Since the Pyrists have seen the faces of all the major characters except Haldane, who was on holiday, Haldane gets sent in for an undercover operation with Podly’s daughter Samina, who’s a cop in another precinct, as a partner. Haldane is apparently beguiled by a pretty priestess and starts getting way too enthusiastic, to the point where he exposes Samina as a narc and murders her. Freeze frame, run credits. Did Haldane convert? Is Samina dead? I’d say the answers to both questions are pretty obvious, but they do have to end on an exciting cliffhanger I guess. And you do have to wonder how she managed not to die.

This episode’s got a few surprising pieces of continuity: Podly’s daughter Samina, and the fact that she’s a cop and her Dad’s not too happy about it, were first mentioned in “Flash“, and Romek’s famous cop grandfather from “Illegal” also gets a namecheck. It’s not exactly Babylon 5, but it’s nice that each episode isn’t totally standalone.

Space Precinct episode 19: “Smelter Skelter”

Despite the nonsensical title, this one is actually a really good episode. We begin with a quite brutal scene of a gang robbing a jewellery store, where (of course) Brogan’s wife and daughter are shopping, and for the rest of the story Brogan’s wife and daughter have quite credible PTSD symptoms: Mrs Brogan becoming passive and withdrawn, young Liz having random anger fits, Mrs Brogan smashing crockery while laughing hysterically, eventually a collective eating-ice-cream-out-of-the-tub scene.

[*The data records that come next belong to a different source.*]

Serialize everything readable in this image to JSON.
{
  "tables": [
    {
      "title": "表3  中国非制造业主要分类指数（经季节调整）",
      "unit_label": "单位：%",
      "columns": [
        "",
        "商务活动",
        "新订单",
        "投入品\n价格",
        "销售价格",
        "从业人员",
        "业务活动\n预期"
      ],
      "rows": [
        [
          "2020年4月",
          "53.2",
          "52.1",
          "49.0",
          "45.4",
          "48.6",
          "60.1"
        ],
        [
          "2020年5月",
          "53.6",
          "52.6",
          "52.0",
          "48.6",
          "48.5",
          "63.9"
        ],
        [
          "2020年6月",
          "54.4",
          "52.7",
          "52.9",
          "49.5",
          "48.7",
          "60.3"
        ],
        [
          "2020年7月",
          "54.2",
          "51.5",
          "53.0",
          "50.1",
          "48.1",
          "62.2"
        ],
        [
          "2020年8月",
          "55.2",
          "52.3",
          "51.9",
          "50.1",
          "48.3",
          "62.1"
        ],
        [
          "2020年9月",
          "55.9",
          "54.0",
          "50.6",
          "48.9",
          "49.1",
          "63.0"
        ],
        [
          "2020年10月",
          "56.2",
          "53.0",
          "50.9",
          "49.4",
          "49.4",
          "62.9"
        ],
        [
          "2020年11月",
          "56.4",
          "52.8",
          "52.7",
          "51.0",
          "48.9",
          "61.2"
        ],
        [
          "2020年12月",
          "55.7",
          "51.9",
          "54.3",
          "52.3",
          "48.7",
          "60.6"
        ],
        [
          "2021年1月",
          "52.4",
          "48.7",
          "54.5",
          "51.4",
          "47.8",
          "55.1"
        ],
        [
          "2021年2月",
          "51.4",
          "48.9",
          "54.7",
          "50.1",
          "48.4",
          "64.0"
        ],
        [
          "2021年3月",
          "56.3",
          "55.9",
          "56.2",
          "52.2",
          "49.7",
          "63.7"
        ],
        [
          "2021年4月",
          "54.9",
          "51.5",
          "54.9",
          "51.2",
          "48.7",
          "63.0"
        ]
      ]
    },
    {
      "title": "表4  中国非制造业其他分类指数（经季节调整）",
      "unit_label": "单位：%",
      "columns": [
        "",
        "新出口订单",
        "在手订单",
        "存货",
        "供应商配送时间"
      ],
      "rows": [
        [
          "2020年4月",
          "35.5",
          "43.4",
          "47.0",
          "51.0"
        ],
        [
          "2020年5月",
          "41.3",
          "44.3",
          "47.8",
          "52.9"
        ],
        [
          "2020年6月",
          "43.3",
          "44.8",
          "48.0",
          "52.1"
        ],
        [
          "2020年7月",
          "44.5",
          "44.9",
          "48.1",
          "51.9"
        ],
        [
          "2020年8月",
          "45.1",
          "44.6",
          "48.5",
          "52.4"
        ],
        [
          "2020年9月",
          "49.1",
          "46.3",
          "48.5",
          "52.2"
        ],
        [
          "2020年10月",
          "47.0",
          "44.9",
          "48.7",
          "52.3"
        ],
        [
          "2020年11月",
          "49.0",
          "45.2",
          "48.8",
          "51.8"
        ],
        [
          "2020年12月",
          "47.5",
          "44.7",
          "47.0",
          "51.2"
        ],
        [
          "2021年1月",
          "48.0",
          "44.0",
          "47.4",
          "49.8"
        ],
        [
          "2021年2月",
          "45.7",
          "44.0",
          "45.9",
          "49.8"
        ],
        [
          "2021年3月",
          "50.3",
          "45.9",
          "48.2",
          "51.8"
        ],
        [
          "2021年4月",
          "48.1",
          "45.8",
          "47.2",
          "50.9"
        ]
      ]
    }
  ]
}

The Brogans acting like a reasonably normal TV family for a change.

And the plot? A physicist at the local university invents a machine which can put a hole in literally anything. Sacked when he refuses to share his data, he, understandably, tries to sell his invention to a businessman who owns asteroid mines. The businessman, however, uses the machine to conduct a series of increasingly complicated thefts, starting with the jewellery store– which might sound contrived, except it’s plain throughout that he’s a thrill-seeking psychopath who gets off on getting away with things. For instance, having discovered that the wedding ring he stole at the jewellers belonged to Brogan’s wife, he ostentatiously wears it any time he talks to Brogan. Of course, eventually he aims too high and gets hoist by his own universal-hole-drilling-machine, but for once it all makes sense.

It’s good to see that Space Precinct can pull it off once in a while, it’s just frustrating that it doesn’t do it more often.

Personal side note: my friend Andy Hopkinson was on the models team for this series, and his photo of Kaldor City for the interior of the CD booklet from “Occam’s Razor” is in fact photoshopped from one he took of Demeter City.